The fighters that occupied parts of Marawi appear primed to battle government forces for an extended period. They surely had training in urban warfare and the fabrication of improvised explosive devices (IEDs) to limit the movement of our troops.

The enemy fighters fought remarkably well, considering everything. They managed to resist the best fighting forces government could muster for four months. They took a painful toll of our troops. Over 150 soldiers and policemen were killed in action. Well over a thousand were wounded.

One wonders what the Maute group did with their wounded. There is no evidence they brought in a field hospital to treat their wounded fighters. Isnilon Hapilon himself was wounded in the gun battles. Did they, out of mercy, shoot their seriously wounded comrades to spare them the agony?

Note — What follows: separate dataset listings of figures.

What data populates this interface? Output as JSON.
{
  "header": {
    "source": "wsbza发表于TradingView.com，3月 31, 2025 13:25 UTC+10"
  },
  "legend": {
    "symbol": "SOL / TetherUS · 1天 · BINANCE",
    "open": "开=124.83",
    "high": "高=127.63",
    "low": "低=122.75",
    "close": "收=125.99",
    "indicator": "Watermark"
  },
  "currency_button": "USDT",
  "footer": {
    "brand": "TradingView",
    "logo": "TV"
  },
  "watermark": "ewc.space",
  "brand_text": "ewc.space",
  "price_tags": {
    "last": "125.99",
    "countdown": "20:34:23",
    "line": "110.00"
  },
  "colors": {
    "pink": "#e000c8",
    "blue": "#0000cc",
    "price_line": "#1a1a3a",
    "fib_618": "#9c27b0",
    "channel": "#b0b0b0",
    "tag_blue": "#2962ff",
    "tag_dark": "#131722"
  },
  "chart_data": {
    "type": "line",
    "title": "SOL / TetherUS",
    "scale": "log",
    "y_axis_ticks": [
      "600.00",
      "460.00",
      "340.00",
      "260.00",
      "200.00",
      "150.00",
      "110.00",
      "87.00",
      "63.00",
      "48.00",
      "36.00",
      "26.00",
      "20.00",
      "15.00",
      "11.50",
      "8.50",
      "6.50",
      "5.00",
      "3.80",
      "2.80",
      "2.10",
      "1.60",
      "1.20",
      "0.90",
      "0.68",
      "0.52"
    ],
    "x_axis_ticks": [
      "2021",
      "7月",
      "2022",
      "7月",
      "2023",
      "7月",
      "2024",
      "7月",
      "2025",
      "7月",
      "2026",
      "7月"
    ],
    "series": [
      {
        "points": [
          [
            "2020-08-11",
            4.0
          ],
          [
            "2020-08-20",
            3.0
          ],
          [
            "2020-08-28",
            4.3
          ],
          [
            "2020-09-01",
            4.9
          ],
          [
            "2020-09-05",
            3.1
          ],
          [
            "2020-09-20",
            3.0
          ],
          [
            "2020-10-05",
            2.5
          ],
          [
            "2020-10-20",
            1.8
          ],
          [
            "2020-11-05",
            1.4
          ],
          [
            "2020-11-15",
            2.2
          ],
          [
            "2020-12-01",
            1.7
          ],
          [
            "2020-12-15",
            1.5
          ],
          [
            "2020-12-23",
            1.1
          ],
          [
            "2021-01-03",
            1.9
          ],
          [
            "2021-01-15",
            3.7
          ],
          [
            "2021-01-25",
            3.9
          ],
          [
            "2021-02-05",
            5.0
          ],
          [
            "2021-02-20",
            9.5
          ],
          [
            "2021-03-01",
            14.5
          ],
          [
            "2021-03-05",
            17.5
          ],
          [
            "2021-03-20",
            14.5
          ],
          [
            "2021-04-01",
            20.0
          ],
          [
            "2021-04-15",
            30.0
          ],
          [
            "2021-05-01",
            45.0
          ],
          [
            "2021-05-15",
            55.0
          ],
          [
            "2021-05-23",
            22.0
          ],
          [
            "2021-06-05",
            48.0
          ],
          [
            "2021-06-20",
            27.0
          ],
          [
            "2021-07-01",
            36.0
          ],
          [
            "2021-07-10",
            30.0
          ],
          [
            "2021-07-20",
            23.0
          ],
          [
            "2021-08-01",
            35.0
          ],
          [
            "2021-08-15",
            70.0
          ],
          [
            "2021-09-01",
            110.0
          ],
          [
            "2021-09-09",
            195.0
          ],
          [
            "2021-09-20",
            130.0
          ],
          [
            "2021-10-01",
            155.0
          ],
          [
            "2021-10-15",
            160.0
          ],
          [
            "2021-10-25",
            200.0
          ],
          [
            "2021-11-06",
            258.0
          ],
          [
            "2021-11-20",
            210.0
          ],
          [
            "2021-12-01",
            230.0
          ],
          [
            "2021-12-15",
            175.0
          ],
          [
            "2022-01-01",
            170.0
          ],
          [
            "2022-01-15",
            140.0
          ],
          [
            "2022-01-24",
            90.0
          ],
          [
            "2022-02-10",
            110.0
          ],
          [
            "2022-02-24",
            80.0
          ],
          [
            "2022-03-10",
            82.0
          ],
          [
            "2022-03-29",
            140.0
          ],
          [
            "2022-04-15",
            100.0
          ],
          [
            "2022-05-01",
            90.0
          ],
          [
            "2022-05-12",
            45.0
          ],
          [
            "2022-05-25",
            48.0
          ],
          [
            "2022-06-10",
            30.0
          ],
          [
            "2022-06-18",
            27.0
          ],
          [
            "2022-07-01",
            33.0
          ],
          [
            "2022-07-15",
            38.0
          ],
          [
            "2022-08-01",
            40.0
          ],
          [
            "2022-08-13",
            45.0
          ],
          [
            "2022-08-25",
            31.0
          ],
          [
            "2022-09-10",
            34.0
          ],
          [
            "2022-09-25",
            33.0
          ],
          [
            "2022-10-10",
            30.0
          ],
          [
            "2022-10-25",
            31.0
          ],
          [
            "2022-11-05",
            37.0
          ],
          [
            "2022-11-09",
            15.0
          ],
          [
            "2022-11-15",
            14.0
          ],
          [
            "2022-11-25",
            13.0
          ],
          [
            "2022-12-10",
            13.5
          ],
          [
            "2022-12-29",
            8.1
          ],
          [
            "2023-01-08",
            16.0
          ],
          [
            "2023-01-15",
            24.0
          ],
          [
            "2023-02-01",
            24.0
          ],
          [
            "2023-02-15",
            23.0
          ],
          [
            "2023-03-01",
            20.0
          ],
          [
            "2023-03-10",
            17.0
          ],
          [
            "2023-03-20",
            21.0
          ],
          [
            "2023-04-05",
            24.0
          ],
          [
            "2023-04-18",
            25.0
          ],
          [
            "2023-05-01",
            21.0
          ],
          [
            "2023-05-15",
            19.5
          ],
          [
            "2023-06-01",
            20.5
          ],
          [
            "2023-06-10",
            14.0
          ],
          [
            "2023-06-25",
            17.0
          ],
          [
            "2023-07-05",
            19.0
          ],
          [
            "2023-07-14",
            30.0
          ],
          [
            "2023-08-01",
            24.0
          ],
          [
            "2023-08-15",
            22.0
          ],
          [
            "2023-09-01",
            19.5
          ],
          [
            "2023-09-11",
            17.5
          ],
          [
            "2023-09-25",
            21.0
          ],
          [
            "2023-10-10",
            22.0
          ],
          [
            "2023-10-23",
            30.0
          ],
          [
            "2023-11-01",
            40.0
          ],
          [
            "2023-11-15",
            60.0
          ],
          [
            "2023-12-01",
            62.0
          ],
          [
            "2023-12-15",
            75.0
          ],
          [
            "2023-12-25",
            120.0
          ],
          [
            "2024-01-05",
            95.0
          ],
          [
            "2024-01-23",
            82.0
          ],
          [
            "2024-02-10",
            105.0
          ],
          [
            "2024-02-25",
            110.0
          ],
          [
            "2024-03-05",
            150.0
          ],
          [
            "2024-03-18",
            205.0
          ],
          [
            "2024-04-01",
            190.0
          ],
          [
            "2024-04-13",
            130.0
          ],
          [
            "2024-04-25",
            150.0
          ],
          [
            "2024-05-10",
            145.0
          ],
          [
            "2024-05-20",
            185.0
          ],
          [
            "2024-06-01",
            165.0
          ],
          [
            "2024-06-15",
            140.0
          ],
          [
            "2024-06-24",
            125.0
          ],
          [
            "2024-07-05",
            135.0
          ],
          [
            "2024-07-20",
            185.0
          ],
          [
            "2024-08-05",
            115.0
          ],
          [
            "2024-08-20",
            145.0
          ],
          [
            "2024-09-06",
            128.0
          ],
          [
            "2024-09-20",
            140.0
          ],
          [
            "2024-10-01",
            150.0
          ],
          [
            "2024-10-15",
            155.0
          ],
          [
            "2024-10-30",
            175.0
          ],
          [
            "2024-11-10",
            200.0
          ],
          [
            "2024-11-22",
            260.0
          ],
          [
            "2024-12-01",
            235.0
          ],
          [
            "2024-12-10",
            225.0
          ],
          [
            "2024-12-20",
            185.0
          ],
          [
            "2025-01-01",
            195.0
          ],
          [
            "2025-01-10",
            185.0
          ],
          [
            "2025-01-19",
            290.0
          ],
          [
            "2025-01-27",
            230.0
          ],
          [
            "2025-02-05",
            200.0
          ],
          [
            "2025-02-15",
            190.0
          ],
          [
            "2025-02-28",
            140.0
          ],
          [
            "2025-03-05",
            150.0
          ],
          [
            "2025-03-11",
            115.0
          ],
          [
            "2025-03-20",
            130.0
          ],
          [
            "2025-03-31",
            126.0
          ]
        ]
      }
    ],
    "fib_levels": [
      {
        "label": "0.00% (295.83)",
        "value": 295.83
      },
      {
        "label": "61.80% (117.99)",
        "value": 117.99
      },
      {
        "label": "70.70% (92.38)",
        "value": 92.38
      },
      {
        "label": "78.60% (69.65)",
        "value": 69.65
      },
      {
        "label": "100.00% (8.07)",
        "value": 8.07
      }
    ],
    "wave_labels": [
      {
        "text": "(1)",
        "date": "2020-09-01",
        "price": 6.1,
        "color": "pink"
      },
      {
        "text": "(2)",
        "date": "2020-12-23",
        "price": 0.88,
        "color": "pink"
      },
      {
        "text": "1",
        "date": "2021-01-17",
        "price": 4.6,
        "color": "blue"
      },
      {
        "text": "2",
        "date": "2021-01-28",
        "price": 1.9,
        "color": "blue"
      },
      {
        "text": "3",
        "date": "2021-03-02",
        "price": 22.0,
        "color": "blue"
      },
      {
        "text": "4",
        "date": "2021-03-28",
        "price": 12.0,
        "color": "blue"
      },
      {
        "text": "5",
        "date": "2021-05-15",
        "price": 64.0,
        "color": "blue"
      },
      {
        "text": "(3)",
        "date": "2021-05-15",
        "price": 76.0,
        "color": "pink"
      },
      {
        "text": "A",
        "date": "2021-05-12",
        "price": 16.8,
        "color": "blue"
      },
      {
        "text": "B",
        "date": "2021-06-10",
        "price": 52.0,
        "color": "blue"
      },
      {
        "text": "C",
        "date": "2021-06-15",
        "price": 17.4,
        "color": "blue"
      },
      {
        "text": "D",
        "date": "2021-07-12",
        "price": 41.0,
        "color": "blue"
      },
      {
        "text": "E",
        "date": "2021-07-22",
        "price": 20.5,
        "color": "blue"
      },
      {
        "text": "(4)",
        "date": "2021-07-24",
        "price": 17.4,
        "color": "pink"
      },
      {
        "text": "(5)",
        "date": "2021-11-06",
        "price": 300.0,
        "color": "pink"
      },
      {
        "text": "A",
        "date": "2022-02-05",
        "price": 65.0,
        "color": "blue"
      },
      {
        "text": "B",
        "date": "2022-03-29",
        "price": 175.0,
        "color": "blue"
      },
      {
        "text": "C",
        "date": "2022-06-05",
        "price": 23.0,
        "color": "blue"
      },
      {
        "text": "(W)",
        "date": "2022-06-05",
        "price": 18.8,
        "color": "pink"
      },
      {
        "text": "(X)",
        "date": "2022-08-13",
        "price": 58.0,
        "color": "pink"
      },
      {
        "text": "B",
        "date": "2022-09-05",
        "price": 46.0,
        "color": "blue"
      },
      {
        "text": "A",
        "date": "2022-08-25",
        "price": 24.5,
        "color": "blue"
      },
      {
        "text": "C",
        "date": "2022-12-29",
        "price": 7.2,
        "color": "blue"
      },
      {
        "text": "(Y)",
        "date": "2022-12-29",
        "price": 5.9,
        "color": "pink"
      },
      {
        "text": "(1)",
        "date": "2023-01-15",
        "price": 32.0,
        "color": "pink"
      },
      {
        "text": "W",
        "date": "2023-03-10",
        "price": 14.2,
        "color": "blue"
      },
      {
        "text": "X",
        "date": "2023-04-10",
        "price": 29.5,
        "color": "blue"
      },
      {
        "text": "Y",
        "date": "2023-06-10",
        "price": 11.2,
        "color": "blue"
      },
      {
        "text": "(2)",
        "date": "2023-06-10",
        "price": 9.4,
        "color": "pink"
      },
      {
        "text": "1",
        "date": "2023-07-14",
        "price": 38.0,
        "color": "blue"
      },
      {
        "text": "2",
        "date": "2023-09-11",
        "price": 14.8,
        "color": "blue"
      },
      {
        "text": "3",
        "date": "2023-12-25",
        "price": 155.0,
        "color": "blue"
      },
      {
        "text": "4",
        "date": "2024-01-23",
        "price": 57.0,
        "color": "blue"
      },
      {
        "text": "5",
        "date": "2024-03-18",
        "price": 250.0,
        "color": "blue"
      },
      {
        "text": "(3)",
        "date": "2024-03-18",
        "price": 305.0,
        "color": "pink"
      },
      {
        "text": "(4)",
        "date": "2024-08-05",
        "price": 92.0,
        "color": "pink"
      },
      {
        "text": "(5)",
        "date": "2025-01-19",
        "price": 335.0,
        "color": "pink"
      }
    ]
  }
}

No doubt, we are now in the endgame of the battle to retake Marawi. The rescue of Soganub and the capture of the enemy’s “command center” mark a critical development in this battle. The end is truly very near.

The military described this offensive as “the final push” to retake Marawi. We can only hope the ringleaders of this disastrous adventure do not escape the encirclement. They have much to pay for.

Our security forces, too, have some questions to deal with. In the first few days of the occupation, the enemy force was described as comprised of “40 to 60” men. That is clearly a gross underestimation. We have killed well over ten times that number and there are scores still fighting from besieged positions.

How many other armed groups are there in Mindanao capable of pulling the same stunt the Maute group did?

After the smoke of battle clears, we should elicit a reliable estimate from our security managers. The Maute group was preparing to occupy Marawi for years and their preparations appear to have been deliberately ignored by the previous administration – possibly wishing them to simply vanish and not disturb the Bangsamoro project so earnestly pursued by the Noynoy Aquino administration.

After the last bullet is fired in anger in Marawi, we will now have to begin the difficult and expensive task of reconstruction. The terrorists occupied the most built-up area of the city, the better to conduct urban warfare. That area is now basically rubble.

Government estimate of the reconstruction cost has been increased to P50 billion. That is truly costly. But Marawi deserves to be rebuilt, to be restored to life, as a mecca for our quest for peace.